Fainaru-Wada and Williams showed no concern for confidentiality when they wrote front-page articles using the testimony, signed contracts to write a book based on it, made the rounds of talk shows promoting it, and, I’d imagine, when they spend the money they made off of it. Principles have only come into play now that they’re the ones being asked questions in a courtroom.
Understand that these two men had a choice. When they were offered the testimony, it was still not public information. They could have written this:
“In a disturbing blow to jurisprudence, we have been given transcripts of the grand-jury testimony from the government’s investigation into BALCO. It is unnerving to know that the government takes its role in the pursuit of justice so lightly as to offer these documents to the press and expecting that they will be used to embarrass, harass and injure the people’s whose words are contained herein, the people who testified with a promise of confidentiality. The promises of government officials, it appears, are to be taken no more seriously in a courtroom than they are on a campaign trail.

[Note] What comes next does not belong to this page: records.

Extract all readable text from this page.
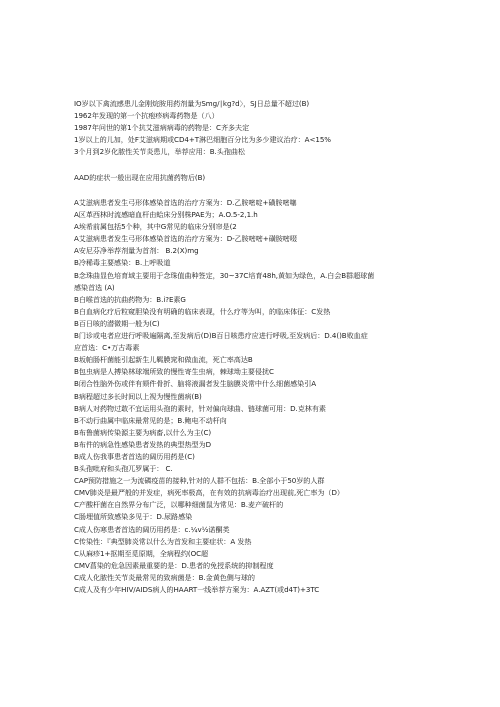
IO岁以下禽流感患儿金刚烷胺用药剂量为Smg/∣kg?d〉，SJ日总量不超过(B)
1962年发现的第一个抗疱疹病毒药物是（八）
1987年问世的第1个抗艾滋病病毒的药物是：C齐多夫定
1岁以上的儿加，处F艾滋病期或CD4+T淋巴细胞百分比为多少建议治疗：A<15%
3个月到2岁化脓性关节炎患儿，举荐应用：B.头孢曲松
AAD的症状一般出现在应用抗菌药物后(B)
A艾滋病患者发生弓形体感染首选的治疗方案为：D.乙胺嘧啶+磺胺嘧噻
A区革西林时流感暗血杆由蛤床分别株PAE为；A.O.5-2,1.h
A埃希前属包括5个种，其中G常见的临床分别帘是(2
A艾滋病患者发生弓形体感染首选的治疗方案为：D-乙胺嘧嘧+磺胺嘧啜
A安尼芬净举荐剂量为首剂： B.2(X)mg
B冷稀毒主要感染：B.上呼吸道
B念珠曲显色培育域主要用于念珠值曲种签定，30~37C培育48h,黄如为绿色，A.白会B群超球菌
感染首选 (A)
B白喉首选的抗曲药物为：B.i?E素G
B白血病化疗后粒窥胆染没有明确的临床表现，什么疗等为叫，的临床体征：C发热
B百日咳的潜微期一般为(C)
B门诊或电者应进行呼吸遍隔离,至发病后(D)B百日咳患疗应进行呼吸,至发病后：D.4()B败血症
应首选：C•万古毒素
B坂帕肠杆菌能引起新生儿羁膜窕和做血流，死亡率高达B
B包虫病是人搏染林球端所致的慢性寄生虫病，棘球坳主要侵扰C
B闭合性脑外伤或伴有颏件骨折、脑将液漏者发生脑膜炎常中什么细菌感染引A
B病程超过多长时间以上视为慢性菌病(B)
B病人对药物过敢不宜运用头孢的素时，针对偏向球曲、链球菌可用：D.克林有素
B不动行曲属中临床最常见的是；B.鲍电不动杆向
B布鲁菌病传染源主要为病畜,以什么为主(C)
B布件的病急性感染患者发热的典型热型为D
B成人伤我事患者首选的阔历用药是(C)
B头孢吡府和头孢兀罗属于： C.
CAP预防措施之一为流磷疫苗的接种,针对的人群不包括：B.全部小于50岁的人群
CMV肺炎是最严般的并发症，病死率极高，在有效的抗病毒治疗出现前,死亡率为（D）
C产酸杆菌在自然界分布广泛，以哪种细菌鼠为常见：B.麦产破杆的
C肠埋值所致感染多见于：D.尿路感染
C成人伤寒患者首选的阔历用药是：c.¼v½诺酮类
C传染性：『典型肺炎常以什么为首发和主要症状：A 发热
C从麻疹1+抠期至觅原期，全病程约(OC超
CMV菖染的危急因素最重要的是：D.患者的免授系统的抑制程度
C成人化脓性关节炎最常见的致病菌是：B.金黄色侧与球的
C成人及有少年HIV/AIDS病人的HAART一线举荐方案为：A.AZT(或d4T)+3TC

“We will not publish any information in these documents. In fact, we have burned them. The practices of a free press are not inconsistent with the practices of a decent society, even if the practices of its government are.”
The crime was committed when the leaker passed the testimony to the reporters. Let’s be clear about that. Neither of these men has committed a crime. Once the testimony was in their hands, they were legally free to use it in any manner they chose. But they were also free not to use it, to put the principle that grand-jury testimony is sealed above the pursuit of headlines, above the instinct to share all available information with the public, above profit. They were free then to make a principle the backbone of their story. No book deal would have come about, but they would also not be looking at jail time.
The freedoms that we have in this country are broad, but they are not absolute. In the same way that your freedom of speech can’t be used to directly endanger others, and your freedom of action ends when it encroaches mine, the freedom of the press stops at the point where it willfully infringes upon other institutions.
Are we there now? I don’t know. I am not sure if it’s right that Fainaru-Wada and Williams may go to jail for their refusal to testify. The practice of jailing recalcitrant witnesses is ham-fisted, serving more to create martyrs than to induce testimony. I am certain, however, that the sympathy the two now receive is disproportionate to the situation. They profited handsomely from their willingess to shred the protections afforded grand jury witnesses, from their willingness to be the vessel by which more than a dozen people were publicly shamed, to be a tool in the government’s leverage game.
The real victims here are the people who had their agreements with the government violated, who had their testimony revealed. Fainaru-Wada and Williams are responsible for that. Perhaps some of the sympathy for those two could be saved for the people who never got the chance to argue the value of principles with the people who chose to dismiss theirs so readily.